‘It’s a Wonderful Knife’ Will Make Horror Fans Wish They Were Never Born


The title of It’s a Wonderful Knife (in theaters Nov. 10) doubles as the film’s elevator pitch: It’s Frank Capra’s classic of Yuletide magnanimity, reimagined as a holly-bedecked horror flick. Easily enough said and sold, but actually following through on the snappy logline proves more convoluted than in the recent ready-made slasherfications of Groundhog Day (Happy Death Day), Freaky Friday (Freaky), and Back to the Future (Totally Killer).

A masked assassin stalks the snow-blanketed hamlet of Angel Falls, and when he strikes at a house party on Christmas Eve area teen Winnie (Jane Widdop) gets the drop on him with a pair of jumper cables and a car battery. As dictated by the code of Scooby-Doo, the culprit is the grabby developer (Justin Long) with the displeasing Joel Osteen dentures, and he’s dispatched in short order.

One year later, however, Winnie’s not feeling all that jolly. Her workaholic dad (Joel McHale) gifts her annoying brother (Aiden Howard) a car while she’s stuck with an insulting monogrammed scale. Then she catches her beau doing mistletoe-type things with another girl. While staring at the aurora borealis—at this time of year, in this part of the country?—she wishes she’d never been born, and finds herself in a still-terrorized town that makes Pottersville look like Pleasantville.

That’s about a half-hour of wind-up in an 87-minute movie, and neither scribe Michael Kennedy nor director Tyler MacIntyre (currently having an eventful month as a cowriter of Five Nights at Freddy’s) do much to make merry with the premise they’ve worked so hard to gift-wrap for us.
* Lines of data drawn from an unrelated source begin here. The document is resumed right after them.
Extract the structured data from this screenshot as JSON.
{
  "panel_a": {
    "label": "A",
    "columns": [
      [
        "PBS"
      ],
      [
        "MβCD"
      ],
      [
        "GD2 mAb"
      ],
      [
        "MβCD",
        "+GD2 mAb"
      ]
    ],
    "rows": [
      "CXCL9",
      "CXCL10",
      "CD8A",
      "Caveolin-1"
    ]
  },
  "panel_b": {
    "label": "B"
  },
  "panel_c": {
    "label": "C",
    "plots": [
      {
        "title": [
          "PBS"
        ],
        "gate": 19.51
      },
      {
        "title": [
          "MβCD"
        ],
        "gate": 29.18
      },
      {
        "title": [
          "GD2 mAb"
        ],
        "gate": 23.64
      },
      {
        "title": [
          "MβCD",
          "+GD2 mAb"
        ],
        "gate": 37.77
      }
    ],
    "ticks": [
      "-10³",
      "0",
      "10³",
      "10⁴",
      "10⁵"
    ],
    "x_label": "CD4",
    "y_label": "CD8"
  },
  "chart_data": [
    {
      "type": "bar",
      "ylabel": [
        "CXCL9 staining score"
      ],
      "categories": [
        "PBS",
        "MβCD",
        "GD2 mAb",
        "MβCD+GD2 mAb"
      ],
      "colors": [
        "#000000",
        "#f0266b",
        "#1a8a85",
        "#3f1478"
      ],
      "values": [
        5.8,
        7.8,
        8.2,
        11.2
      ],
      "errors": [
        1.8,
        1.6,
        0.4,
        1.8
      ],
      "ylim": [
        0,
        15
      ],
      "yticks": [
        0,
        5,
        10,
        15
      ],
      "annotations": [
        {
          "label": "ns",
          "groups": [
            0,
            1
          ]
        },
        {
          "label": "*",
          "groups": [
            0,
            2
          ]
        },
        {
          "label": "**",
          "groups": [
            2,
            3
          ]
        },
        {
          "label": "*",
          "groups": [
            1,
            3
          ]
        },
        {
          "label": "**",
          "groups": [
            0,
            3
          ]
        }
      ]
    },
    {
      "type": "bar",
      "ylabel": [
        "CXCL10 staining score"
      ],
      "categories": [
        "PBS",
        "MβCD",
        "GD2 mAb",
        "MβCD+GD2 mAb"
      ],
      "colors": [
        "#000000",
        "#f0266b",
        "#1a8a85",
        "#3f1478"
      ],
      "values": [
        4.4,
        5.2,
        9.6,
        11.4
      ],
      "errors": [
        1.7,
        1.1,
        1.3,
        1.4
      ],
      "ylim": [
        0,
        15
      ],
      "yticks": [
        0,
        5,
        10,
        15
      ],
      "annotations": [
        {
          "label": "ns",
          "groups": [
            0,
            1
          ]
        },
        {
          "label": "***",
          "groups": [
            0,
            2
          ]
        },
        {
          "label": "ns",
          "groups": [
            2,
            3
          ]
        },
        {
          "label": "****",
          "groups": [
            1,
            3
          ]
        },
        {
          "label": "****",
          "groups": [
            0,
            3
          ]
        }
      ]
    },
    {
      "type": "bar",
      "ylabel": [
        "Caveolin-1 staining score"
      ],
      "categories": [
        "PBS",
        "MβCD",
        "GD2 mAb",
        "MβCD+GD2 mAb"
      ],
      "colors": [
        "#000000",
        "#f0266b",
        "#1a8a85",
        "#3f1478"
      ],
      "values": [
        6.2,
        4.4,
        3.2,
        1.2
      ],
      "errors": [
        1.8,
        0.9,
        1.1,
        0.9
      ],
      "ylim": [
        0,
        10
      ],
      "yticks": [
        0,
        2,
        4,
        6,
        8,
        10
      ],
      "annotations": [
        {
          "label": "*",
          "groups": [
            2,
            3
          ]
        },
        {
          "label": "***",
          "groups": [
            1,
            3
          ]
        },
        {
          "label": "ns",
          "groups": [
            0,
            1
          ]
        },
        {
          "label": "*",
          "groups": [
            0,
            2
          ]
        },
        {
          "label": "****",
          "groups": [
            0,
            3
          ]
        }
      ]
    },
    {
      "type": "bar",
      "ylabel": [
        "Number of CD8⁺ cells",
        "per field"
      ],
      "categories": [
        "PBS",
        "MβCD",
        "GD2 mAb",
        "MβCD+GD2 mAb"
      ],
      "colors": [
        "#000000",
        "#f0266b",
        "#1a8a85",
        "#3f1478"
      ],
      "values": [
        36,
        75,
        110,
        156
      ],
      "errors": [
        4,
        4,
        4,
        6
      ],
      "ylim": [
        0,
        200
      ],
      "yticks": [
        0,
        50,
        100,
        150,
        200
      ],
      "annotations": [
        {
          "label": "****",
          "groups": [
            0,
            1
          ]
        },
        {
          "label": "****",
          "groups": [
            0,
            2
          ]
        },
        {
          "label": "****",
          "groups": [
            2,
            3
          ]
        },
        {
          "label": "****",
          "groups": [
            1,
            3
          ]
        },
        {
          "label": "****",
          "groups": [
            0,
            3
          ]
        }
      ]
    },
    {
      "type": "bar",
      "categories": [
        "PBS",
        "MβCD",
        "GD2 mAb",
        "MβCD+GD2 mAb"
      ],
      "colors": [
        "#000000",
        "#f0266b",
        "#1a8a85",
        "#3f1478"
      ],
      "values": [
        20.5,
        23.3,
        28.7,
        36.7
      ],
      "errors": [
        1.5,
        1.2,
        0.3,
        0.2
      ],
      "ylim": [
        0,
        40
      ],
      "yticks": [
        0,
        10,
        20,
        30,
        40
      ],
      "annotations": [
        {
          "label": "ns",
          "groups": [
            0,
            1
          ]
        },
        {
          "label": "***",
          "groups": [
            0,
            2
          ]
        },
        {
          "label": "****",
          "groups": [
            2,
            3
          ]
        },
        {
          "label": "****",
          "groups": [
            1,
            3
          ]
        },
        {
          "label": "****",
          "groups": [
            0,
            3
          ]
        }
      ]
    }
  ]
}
Drably photographed, leadenly unfunny, and flimsily assembled, this seasonal trinket has a white-elephant disposability liable to send viewers rummaging for a receipt.

Following the tiresome, obligatory adjustment period during which Winnie wonders why nobody’s recognized her since right around the time she willed herself out of being, she gains her Clarence—a parallel explicitly stated with dialogue, for anyone stumped by the title’s seeming non sequitur—in social outcast Bernie (Jess McLeod). Via the freeze-dried bantering of YA lit, they go from unlikely partners to besties to could-it-be-something-more, one strand in a queer streak that also extends to Winnie’s with-it aunts and OnlyFans-trawling brother.

The spirit of updated inclusivity fits right in with the subversive revisionism inherent in spattering a Christian observance with arterial spray, though Kennedy and MacIntyre also hold fast to Capra’s warming wholesomeness. The preordained finale taps into the same catharsis of redemptive second chances linking Scrooge, The Grinch, and George Bailey. It’s just that in Winnie’s case, the true meaning of Christmas amounts to ditching your suck-ass boyfriend to hook up with the cute, misunderstood girl who can see the real you.

The contrast between rosy-cheeked sentimentality and violence sharpened to an icicle’s point could’ve been played for big laughs, or at least laughs bigger than Winnie’s repeated reaction of “Seriously?!” to shocking sights. (Anna and the Apocalypse had a better handle on this bit, going all in on chipper holiday dissonance with its upbeat, zombie-strewn musical numbers.) Like the latest It Toy cleared off the shelves, charm is in short supply for this film; there’s no texture or character to its cheapness, the rickety DIY gumption of low-budget genre filmmaking replaced by a stifling digital sterility starved for light and pops of color. Even a pair of scenes at unsupervised ragers lack any sort of festive charge, as if to illustrate the difference between a party and a bunch of people standing in a room while music plays. If all this is meant as a riff on the thinness and Kinkadean hideousness of mass-produced Hallmark originals, the self-awareness fell off the sled somewhere along the way to Grandmother’s house.

In search of a resolution to tie a ribbon on everything, MacIntyre and Kennedy get bogged down in metaphysical horse pucky that doesn’t really make sense—though, to be fair, neither does the ending of It’s a Wonderful Life. Capra waved away the logistics with high-proof pathos, and glossed over the fact that Bailey’s life had not materially improved through the uplifting powers of populist camaraderie. So long as we’ve got our health and our loved ones, we’ll muddle through somehow—the same chestnut cracked by our hero as she comes to appreciate the one cool girl in her town. Remember, Winnie: No man is a failure who has a crush that likes them back.

But a moral skirting the maudlin must be duly earned, otherwise it’ll feel as grafted-on as the romance used here to implant a heart in a film more taken with the structuring device than the soul of its main inspiration. Anyone can borrow a setup famed for extracting tears around this time of year, and deviously turn it on its head. Doubling back to actually pull it off takes a Christmas miracle.